I soon came to Fort Frederick. It is a small fort sitting on top of a hill overlooking the mouth of the Baakens River and the bay. Built in 1799 it was the first stone building built in Eastern Cape. It never saw any action and no shots were fired in anger from it or at it. I continued following the trail along Bird Street and on to St Georges Park. From the park I took a shortcut and headed back towards downtown along Havelock Street past Havelock Square. Along Ivy Street and Upper Hill Street were the original settlers cottages dating back to 1820. I finished my walk in Market Square next to two of the most impressive historical buildings in the city. The City Hall, built between 1858 and 1862 and the Public Library. The library was indeed a fascinating building from the early Victorian period. The facade is made from terracotta, which was shipped out from the United Kingdom in 1837. The building started life as the courthouse before becoming the public library in 1902, which it remains to this day, although it was closed for renovations during my visit.

I left PE the next day. I didn't have an early start, which made a pleasant change and I walked down to the long distance taxi park, next to the railway station at midday. I boarded a minibus taxi that was heading west along the N2 and jumped out a few hours later at the junction for Storms River village, a couple of kilometres past the Storms River bridge. Once the minibus departed I was left standing in the middle of nowhere beside the road, the Tsitsikamma Mountains towering above me to the north of the road. I had no idea how far the village was from the junction and began walking. I was surprised when in about ten minutes I was standing at the main crossroads in this small village. A sign reading, Rainbow Lodge, pointed to the right, the guesthouse where I planned to stay. I continued along the dusty, dirt road until I reached the guesthouse.

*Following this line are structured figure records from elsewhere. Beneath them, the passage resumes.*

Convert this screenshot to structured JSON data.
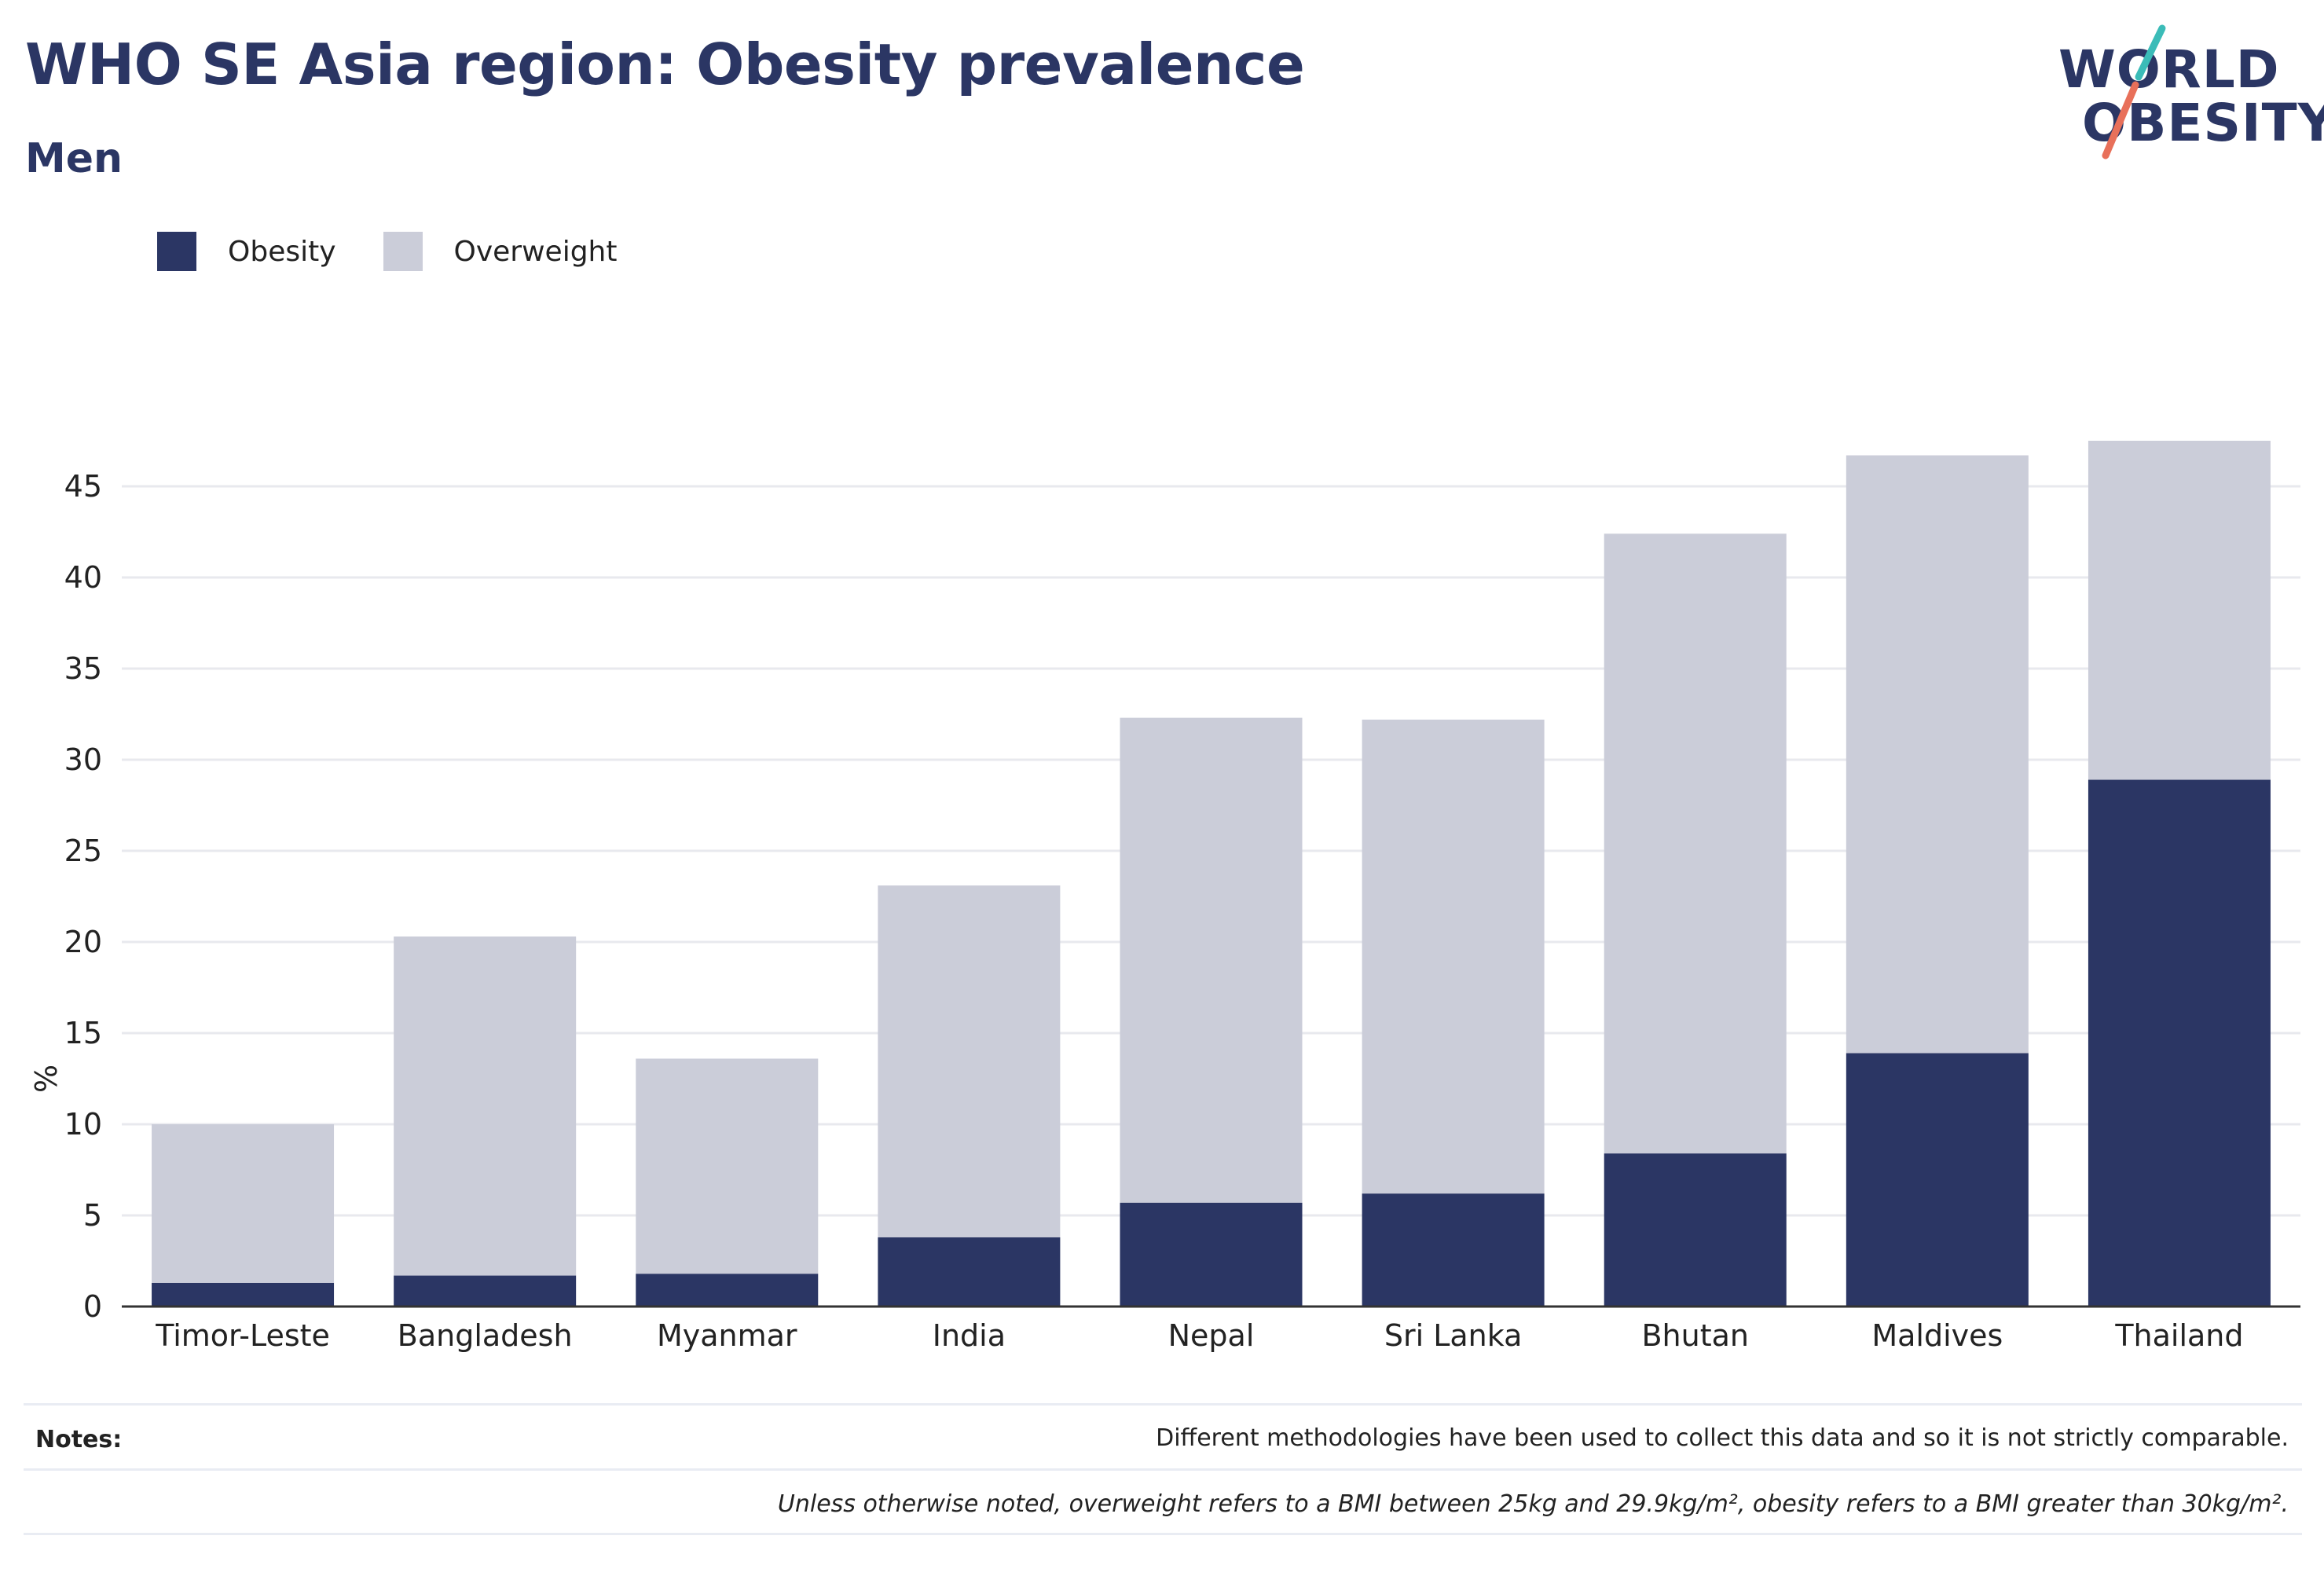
{
  "header": {
    "title": "WHO SE Asia region: Obesity prevalence",
    "subtitle": "Men"
  },
  "logo": {
    "line1": "WORLD",
    "line2": "OBESITY",
    "colors": {
      "teal": "#3bbcb8",
      "coral": "#e8705a",
      "navy": "#2b3664"
    }
  },
  "legend": [
    {
      "label": "Obesity",
      "color": "#2b3664"
    },
    {
      "label": "Overweight",
      "color": "#cbcdd9"
    }
  ],
  "chart_data": {
    "type": "bar",
    "stacked": true,
    "categories": [
      "Timor-Leste",
      "Bangladesh",
      "Myanmar",
      "India",
      "Nepal",
      "Sri Lanka",
      "Bhutan",
      "Maldives",
      "Thailand"
    ],
    "series": [
      {
        "name": "Obesity",
        "color": "#2b3664",
        "values": [
          1.3,
          1.7,
          1.8,
          3.8,
          5.7,
          6.2,
          8.4,
          13.9,
          28.9
        ]
      },
      {
        "name": "Overweight",
        "color": "#cbcdd9",
        "values": [
          8.7,
          18.6,
          11.8,
          19.3,
          26.6,
          26.0,
          34.0,
          32.8,
          18.6
        ]
      }
    ],
    "ylabel": "%",
    "ylim": [
      0,
      50
    ],
    "yticks": [
      0,
      5,
      10,
      15,
      20,
      25,
      30,
      35,
      40,
      45
    ],
    "grid": true,
    "legend_position": "top-left"
  },
  "notes": {
    "label": "Notes:",
    "text": "Different methodologies have been used to collect this data and so it is not strictly comparable.",
    "definition": "Unless otherwise noted, overweight refers to a BMI between 25kg and 29.9kg/m², obesity refers to a BMI greater than 30kg/m²."
  }
}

Once I had settled in that evening I made some enquiries with the owners about hiking in the area, and especially the two long distance trails, the Otter Trail and the Tsitsikamma Trail. The Otter trail seemed a fairly tough trail, especially the eleven river crossing, some of which you had to swim across depending on the tide. I didn't have the necessary equipment to fully waterproof my pack for a challenging crossing like that. I decided the Tsitsikamma trail through the mountains and forests was the trail for me. My plans were not looking hopeful; as I had expected you could not hike the trails by yourself. There was no-one else staying at the guesthouse, apart from four gap-year students from the UK whose only physical activity appeared to be drinking beer. I waited until the next day to phone the Regional Forestry Manager to see if anyone else was booked on the Tsitsikamma trail whom I could join. It was bad news; there were no bookings for the next fifteen days. My hiking plans had come to nothing.

Instead I spent the rest of the day on short hiking trails in the surrounding local forests. I walked to the eastern edge of the village to the start of the Goesa Nature Walk. The trail is short at only 2km but takes in some fantastic indigenous forest, the highlight being the forest of tree ferns about halfway along the trail. These ancient trees made the forest seem almost prehistoric, as though time had stood still. The indigenous forests of the southern Cape look similar to the classical rain forests of the tropical regions. There are some major differences though. These forests here are not as tall, with a canopy height of about 27m and are not so species diverse. There are 470 different forest species, of which 87 are tree species. The major tree species are the yellowwood, ironwood, stinkwood, white pear, cape beech and cherrywood. The Goesa Nature Walk didn't take long to stroll around, so I walked north out of the village and along the N2 to the Ratel Nature Walk. This walk is longer at 4.2km and runs along the lower slopes of the mountains of the Tsitsikamma range. After half a kilometre I reached the Tsitsikamma Big Tree, a giant yellowwood and a popular tourist attraction. The walk through the forest gave me a glimpse of what I was missing on the Tsitsikamma Trail.

I decided that I would leave Storms River the next day and travel to Cape Town, a city where I wanted to spend some time and where I had originally intended to end this journey.